The artist’s archive goes to the National Gallery of Art
Zander Galerie is delighted to share that the National Gallery of Art received a landmark collection of 1,261 photographs by Mitch Epstein. The archive represents the full trajectory of Epstein’s fifty-year career, positioning the National Gallery as the world’s foremost institutional repository for his work.
The collection covers Epstein’s work from early street photography to later explorations of the American landscape and civic identity. It preserves his vital visual chronicle of the United States and for future generations. The gift includes master sets and portfolios from major series, early street photographs and others made during road trips through the United States.
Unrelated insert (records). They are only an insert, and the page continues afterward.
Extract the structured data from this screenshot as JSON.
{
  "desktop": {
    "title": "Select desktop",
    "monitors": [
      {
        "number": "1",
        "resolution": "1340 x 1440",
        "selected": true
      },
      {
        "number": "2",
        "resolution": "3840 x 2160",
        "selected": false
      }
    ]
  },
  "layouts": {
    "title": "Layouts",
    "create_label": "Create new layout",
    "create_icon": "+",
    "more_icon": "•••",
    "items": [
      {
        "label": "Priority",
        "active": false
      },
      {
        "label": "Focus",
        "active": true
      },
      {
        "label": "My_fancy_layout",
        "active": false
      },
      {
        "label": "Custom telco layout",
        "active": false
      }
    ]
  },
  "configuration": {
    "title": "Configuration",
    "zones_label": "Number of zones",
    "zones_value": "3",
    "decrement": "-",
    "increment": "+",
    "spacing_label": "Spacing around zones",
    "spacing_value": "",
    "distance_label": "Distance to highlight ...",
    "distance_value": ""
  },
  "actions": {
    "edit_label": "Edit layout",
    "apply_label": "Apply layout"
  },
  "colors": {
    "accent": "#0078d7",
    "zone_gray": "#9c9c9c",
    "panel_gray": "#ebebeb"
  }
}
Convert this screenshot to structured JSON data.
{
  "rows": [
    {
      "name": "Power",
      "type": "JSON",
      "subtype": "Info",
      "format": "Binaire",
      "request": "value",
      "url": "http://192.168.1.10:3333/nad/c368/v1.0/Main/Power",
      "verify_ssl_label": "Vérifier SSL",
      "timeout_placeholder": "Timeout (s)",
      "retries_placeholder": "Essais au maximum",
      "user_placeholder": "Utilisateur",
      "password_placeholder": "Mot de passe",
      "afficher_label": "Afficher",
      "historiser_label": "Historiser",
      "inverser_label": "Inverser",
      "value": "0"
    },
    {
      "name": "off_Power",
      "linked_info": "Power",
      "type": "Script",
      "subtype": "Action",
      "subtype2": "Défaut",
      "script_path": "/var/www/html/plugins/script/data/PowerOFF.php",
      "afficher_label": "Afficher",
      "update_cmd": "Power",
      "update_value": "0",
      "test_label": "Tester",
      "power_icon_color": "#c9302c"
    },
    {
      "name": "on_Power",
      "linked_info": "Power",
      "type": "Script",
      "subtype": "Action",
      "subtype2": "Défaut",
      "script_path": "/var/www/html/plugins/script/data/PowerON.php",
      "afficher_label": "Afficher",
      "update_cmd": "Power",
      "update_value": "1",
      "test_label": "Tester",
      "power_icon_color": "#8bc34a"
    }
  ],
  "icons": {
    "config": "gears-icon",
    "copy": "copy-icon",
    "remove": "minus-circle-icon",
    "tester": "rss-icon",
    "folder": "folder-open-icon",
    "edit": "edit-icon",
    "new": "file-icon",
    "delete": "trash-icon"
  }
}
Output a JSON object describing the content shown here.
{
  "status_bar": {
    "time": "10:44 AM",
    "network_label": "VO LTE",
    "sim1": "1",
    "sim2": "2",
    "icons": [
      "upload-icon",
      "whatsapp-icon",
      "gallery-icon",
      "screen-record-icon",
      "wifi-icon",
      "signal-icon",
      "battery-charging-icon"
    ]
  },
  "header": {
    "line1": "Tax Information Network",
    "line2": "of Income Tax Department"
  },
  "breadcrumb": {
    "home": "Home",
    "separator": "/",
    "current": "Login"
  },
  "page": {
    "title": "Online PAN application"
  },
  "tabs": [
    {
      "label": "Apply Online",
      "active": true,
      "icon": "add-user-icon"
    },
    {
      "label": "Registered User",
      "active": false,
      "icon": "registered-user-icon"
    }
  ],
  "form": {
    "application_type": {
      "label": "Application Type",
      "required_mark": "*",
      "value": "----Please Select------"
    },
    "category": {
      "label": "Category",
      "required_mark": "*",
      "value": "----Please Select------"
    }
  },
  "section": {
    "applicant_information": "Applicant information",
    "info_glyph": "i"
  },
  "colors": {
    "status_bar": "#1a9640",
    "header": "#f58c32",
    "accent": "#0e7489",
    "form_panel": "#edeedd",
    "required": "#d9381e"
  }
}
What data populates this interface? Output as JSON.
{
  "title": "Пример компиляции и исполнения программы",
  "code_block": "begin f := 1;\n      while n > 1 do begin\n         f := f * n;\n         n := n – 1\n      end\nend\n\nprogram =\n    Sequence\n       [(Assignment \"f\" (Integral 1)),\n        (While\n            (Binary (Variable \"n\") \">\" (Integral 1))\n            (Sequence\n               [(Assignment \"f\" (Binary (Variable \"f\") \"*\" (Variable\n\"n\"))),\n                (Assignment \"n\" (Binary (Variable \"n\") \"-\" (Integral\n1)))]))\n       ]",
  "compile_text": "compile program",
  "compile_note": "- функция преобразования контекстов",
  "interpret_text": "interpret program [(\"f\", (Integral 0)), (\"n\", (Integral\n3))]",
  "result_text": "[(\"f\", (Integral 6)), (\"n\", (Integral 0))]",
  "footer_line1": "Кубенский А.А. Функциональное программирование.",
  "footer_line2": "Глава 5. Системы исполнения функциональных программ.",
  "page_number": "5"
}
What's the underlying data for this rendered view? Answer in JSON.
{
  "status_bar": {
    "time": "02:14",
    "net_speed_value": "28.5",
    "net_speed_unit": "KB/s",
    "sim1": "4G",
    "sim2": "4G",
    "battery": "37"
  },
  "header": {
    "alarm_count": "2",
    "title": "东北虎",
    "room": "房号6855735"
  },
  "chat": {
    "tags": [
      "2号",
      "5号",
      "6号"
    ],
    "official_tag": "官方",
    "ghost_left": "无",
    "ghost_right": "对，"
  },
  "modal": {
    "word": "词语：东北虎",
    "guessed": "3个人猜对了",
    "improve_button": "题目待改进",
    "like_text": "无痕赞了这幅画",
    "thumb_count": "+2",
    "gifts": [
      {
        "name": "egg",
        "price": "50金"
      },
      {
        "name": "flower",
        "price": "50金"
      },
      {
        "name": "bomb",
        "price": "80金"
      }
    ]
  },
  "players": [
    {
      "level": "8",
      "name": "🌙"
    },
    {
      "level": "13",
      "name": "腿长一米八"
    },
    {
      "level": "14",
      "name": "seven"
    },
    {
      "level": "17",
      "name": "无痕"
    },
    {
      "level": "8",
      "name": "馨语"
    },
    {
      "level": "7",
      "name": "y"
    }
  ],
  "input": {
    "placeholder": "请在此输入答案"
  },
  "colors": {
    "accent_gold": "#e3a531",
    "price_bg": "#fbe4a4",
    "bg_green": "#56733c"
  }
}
Mitch Epstein (*1952, Holyoke, Massachusetts) helped pioneer fine-art color photography in the 1970s, along with William Eggleston and Stephen Shore. His photographs are in numerous major museum collections, including New York’s Museum of Modern Art, Metropolitan Museum of Art, and Whitney Museum of American Art; The J. Paul Getty Museum in Los Angeles; the San Francisco Museum of Modern Art; the National Gallery in Washington, D.C.; and the Tate Modern in London. Epstein has been inducted into the National Academy of Design (2020) and was awarded the Prix Pictet (2011), Berlin Prize (2008), and a Guggenheim Fellowship (2002).
Several of Epstein’s large-scale works from the series Old Growth, American Power and Hoh Rain Forest are on view in the exhibition American Arbor at Zander Galerie Cologne through 22 May 2026.